Want to stay on top of all the space news? Follow @universetoday on Twitter
Here at Universe Today, the subject of Newtonian gravity always seems to lead to vigorous debate. Now, there’s new research to stoke it.
Manuel Metz, and astrophysicist at the German Aero-space Center, and his colleagues say dwarf galaxies in the Milky Way are arranged in a way that precludes the existence of dark matter — but also depends on it.
“Maybe Newton was indeed wrong,” said Pavel Kroupa, an astronomer at Bonn University. “Although his theory does, in fact, describe the everyday effects of gravity on Earth, things we can see and measure, it is conceivable that we have completely failed to comprehend the actual physics underlying the force of gravity.”
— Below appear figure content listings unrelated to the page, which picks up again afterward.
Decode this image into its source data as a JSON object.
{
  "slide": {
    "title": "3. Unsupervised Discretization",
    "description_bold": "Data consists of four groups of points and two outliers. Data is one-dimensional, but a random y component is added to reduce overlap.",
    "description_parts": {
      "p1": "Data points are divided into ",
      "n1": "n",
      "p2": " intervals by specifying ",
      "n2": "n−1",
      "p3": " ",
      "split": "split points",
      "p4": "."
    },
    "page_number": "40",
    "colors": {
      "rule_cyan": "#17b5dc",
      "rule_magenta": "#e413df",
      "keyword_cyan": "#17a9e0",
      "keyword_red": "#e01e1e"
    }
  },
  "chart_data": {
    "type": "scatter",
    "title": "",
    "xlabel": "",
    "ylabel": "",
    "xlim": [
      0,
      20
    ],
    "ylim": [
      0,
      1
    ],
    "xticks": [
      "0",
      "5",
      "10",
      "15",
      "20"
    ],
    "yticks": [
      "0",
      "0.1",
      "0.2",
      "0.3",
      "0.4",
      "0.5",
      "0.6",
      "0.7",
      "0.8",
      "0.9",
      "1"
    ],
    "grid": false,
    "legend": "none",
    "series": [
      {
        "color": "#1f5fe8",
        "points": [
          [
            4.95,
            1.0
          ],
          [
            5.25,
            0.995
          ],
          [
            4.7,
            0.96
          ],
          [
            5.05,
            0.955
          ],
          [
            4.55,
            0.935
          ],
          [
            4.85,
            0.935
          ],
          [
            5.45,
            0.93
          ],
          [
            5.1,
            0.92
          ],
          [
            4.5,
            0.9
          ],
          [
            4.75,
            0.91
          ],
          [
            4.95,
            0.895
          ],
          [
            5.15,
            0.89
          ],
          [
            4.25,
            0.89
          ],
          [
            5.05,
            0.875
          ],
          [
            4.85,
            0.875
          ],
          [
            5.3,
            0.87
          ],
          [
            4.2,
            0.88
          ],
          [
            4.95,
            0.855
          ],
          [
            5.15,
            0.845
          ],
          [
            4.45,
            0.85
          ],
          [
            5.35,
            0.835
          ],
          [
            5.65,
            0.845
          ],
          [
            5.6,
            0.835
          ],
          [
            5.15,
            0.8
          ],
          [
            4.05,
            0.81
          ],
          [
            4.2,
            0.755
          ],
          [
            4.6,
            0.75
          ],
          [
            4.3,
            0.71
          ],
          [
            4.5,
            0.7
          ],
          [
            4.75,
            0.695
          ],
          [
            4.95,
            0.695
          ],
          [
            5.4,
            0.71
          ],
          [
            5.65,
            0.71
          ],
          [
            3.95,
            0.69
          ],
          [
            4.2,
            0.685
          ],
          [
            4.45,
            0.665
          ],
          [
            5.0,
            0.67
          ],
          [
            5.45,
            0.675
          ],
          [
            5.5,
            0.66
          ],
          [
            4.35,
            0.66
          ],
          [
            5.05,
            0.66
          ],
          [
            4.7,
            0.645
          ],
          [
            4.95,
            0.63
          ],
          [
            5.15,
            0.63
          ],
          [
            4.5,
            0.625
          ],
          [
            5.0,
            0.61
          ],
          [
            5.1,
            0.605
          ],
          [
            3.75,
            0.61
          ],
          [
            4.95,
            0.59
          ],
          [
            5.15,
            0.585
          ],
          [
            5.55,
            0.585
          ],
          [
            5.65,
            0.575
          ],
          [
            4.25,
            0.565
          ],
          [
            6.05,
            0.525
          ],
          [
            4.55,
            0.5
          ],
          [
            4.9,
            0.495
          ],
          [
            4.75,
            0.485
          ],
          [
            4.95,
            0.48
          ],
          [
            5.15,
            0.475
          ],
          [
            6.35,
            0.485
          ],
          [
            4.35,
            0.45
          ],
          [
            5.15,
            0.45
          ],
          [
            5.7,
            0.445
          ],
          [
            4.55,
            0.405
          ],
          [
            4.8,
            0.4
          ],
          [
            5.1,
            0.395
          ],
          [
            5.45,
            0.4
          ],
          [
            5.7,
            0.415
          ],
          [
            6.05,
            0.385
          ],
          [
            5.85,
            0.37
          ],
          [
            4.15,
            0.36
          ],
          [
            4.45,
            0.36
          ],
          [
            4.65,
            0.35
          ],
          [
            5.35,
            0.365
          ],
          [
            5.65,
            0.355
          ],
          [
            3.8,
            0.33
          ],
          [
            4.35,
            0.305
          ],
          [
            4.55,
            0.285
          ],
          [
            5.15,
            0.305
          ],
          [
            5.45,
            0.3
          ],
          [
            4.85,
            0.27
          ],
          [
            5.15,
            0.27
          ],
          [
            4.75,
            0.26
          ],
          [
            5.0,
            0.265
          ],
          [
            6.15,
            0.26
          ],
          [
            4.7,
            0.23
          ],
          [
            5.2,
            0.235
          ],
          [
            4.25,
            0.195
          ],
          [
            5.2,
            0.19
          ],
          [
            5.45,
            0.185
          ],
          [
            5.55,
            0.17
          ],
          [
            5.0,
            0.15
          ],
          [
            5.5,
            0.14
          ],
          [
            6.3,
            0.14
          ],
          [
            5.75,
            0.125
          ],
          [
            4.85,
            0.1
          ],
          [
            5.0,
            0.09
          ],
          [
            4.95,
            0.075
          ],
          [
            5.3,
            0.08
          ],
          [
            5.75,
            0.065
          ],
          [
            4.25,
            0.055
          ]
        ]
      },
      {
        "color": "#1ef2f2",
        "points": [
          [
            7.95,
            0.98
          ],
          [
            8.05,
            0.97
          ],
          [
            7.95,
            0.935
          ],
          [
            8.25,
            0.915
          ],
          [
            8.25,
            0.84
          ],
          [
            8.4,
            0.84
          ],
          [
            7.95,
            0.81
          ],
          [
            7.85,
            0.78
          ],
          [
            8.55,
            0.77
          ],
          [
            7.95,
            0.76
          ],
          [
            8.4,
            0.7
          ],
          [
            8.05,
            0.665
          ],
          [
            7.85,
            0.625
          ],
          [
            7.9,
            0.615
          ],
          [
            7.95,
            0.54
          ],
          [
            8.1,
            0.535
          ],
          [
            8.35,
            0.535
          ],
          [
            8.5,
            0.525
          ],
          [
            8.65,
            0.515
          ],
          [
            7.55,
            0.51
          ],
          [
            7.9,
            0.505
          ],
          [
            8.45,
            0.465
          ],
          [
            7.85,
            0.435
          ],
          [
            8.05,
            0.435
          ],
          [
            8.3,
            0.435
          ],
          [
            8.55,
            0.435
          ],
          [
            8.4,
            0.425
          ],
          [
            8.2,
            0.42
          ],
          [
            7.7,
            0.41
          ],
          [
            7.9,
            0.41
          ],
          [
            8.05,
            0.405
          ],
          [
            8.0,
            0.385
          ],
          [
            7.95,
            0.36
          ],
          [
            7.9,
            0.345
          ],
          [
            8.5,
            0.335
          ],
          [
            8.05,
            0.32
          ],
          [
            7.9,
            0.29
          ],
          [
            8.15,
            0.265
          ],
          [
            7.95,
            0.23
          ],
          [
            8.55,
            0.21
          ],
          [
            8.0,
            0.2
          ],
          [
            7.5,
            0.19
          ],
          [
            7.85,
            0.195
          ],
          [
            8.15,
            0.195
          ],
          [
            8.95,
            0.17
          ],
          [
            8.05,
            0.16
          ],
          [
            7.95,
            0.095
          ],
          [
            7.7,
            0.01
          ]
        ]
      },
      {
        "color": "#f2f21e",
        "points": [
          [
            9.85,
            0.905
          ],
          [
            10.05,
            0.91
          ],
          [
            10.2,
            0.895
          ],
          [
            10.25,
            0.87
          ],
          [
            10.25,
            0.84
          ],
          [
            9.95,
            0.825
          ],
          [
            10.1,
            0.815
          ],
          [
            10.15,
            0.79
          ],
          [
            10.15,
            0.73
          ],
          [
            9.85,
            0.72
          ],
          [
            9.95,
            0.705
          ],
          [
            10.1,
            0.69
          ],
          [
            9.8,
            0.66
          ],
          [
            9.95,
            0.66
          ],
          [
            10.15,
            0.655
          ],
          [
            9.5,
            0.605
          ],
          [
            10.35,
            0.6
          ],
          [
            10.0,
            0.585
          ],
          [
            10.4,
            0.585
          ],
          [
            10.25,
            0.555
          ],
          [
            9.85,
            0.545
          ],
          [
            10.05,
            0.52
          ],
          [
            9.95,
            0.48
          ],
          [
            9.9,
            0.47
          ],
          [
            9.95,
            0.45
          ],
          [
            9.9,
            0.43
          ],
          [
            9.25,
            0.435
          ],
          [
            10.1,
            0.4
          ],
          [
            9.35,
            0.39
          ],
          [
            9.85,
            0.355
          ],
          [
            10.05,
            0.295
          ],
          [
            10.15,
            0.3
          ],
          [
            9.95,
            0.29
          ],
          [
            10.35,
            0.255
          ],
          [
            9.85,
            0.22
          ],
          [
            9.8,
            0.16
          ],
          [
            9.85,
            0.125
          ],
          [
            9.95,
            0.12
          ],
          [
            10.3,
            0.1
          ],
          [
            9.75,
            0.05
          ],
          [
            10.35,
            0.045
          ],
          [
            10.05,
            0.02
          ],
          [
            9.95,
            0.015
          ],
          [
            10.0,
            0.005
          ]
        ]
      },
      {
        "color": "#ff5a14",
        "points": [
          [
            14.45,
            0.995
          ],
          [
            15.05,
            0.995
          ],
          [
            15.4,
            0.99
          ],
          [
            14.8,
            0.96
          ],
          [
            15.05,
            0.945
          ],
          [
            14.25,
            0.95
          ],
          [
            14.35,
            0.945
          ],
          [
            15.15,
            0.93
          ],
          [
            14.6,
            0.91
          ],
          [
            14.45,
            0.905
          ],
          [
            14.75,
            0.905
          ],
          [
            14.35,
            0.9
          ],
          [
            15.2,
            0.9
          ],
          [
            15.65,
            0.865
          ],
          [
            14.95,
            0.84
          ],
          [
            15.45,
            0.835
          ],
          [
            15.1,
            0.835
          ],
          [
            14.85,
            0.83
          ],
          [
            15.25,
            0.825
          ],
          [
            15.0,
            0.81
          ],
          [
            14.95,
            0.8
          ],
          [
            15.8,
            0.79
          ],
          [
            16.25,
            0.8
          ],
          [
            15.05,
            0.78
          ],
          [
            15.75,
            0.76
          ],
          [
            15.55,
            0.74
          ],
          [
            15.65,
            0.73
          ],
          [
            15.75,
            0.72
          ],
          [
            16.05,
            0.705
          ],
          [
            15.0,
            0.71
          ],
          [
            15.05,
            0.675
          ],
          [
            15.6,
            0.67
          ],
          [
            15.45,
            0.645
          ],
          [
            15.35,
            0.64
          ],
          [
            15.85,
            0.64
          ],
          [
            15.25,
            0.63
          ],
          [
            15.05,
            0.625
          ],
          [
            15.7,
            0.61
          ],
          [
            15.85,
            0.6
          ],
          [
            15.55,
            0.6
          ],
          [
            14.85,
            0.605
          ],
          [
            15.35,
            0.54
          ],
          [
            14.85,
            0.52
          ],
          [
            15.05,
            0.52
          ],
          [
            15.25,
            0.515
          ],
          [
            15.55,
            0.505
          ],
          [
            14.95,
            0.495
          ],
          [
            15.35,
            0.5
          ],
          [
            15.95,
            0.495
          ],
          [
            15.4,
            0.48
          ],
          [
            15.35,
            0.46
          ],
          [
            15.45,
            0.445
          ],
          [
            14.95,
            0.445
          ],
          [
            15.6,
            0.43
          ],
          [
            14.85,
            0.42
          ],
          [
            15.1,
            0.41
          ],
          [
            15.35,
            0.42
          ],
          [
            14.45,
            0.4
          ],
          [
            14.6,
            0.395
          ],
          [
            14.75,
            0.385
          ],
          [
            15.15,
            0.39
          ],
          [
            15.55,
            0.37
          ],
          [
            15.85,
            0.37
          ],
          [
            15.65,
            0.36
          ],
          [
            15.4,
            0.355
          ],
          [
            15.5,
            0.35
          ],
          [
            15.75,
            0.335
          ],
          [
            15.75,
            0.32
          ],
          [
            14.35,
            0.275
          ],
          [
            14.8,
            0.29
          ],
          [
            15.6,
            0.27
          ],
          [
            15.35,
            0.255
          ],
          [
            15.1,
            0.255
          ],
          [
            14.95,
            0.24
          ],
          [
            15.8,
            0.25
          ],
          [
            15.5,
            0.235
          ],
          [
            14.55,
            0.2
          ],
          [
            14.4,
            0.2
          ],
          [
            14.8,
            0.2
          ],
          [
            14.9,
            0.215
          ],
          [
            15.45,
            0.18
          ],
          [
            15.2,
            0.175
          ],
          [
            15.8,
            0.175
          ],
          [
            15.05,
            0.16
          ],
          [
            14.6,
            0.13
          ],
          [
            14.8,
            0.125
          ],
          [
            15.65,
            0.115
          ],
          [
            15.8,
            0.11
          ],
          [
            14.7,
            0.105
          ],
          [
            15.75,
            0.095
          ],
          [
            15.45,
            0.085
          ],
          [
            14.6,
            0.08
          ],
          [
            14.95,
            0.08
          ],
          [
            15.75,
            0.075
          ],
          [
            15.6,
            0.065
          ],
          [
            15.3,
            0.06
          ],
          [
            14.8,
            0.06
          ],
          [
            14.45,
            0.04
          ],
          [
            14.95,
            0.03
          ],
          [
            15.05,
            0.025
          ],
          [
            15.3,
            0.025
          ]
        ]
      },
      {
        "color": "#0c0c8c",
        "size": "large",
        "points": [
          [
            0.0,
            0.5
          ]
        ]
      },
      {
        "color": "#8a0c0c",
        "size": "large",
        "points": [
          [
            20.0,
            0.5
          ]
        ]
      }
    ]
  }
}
As modern cosmologists rely more and more on the ominous “dark matter” to explain otherwise inexplicable observations, much effort has gone into the detection of this mysterious substance in the last two decades, yet no direct proof could be found that it actually exists. Even if it does exist, dark matter would be unable to reconcile all the current discrepancies between actual measurements and predictions based on theoretical models. Hence the number of physicists questioning the existence of dark matter has been increasing for some time now. Competing theories of gravitation have already been developed which are independent of this construction. Their only problem is that they conflict with Newton’s theory of gravitation.
In two new studies, Metz and his team have examined so-called “satellite galaxies.” This term is used for dwarf galaxy companions of the Milky Way, some of which contain only a few thousand stars. According to the best cosmological models, they exist presumably in hundreds around most of the major galaxies. Up to now, however, only 30 such satellites have been observed around the Milky Way, a discrepancy in numbers which is commonly attributed to the fact that the light emitted from the majority of satellite galaxies is so faint they remain invisible.
A detailed study of these stellar agglomerates has revealed some astonishing phenomena: “First of all, there is something unusual about their distribution,” Kroupa said, “the satellites should be uniformly arranged around their mother galaxy, but this is not what we found.” More precisely, all classical satellites of the Milky Way – the eleven brightest dwarf galaxies – lie more or less in the same plane, they are forming some sort of a disc in the sky. The research team has also been able to show that most of these satellite galaxies rotate in the same direction around the Milky Way, like the planets revolve around the Sun.
The physicists believe that this phenomenon can only be explained if the satellites were created a long time ago through collisions between younger galaxies.
“The fragments produced by such an event can form rotating dwarf galaxies,” Metz said. But there is an interesting catch to this crash theory, “theoretical calculations tell us that the satellites created cannot contain any dark matter.” This assumption, however, stands in contradiction to another observation. “The stars in the satellites we have observed are moving much faster than predicted by the Gravitational Law. If classical physics holds this can only be attributed to the presence of dark matter.”
Or one must assume that some basic fundamental principles of physics have hitherto been incorrectly understood. “The only solution would be to reject Newton’s classical theory of gravitation,” adds Kroupa. “We probably live in a non-Newton universe. If this is true, then our observations could be explained without dark matter.” Such approaches are finding support amongst other research teams in Europe, too.
It would not be the first time that Newton’s theory of gravitation had to be modified over the past hundred years. This became necessary in three special cases: when high velocities are involved (through the Special Theory of Relativity), in the proximity of large masses (through the theory of General Relativity), and on sub-atomic scales (through quantum mechanics).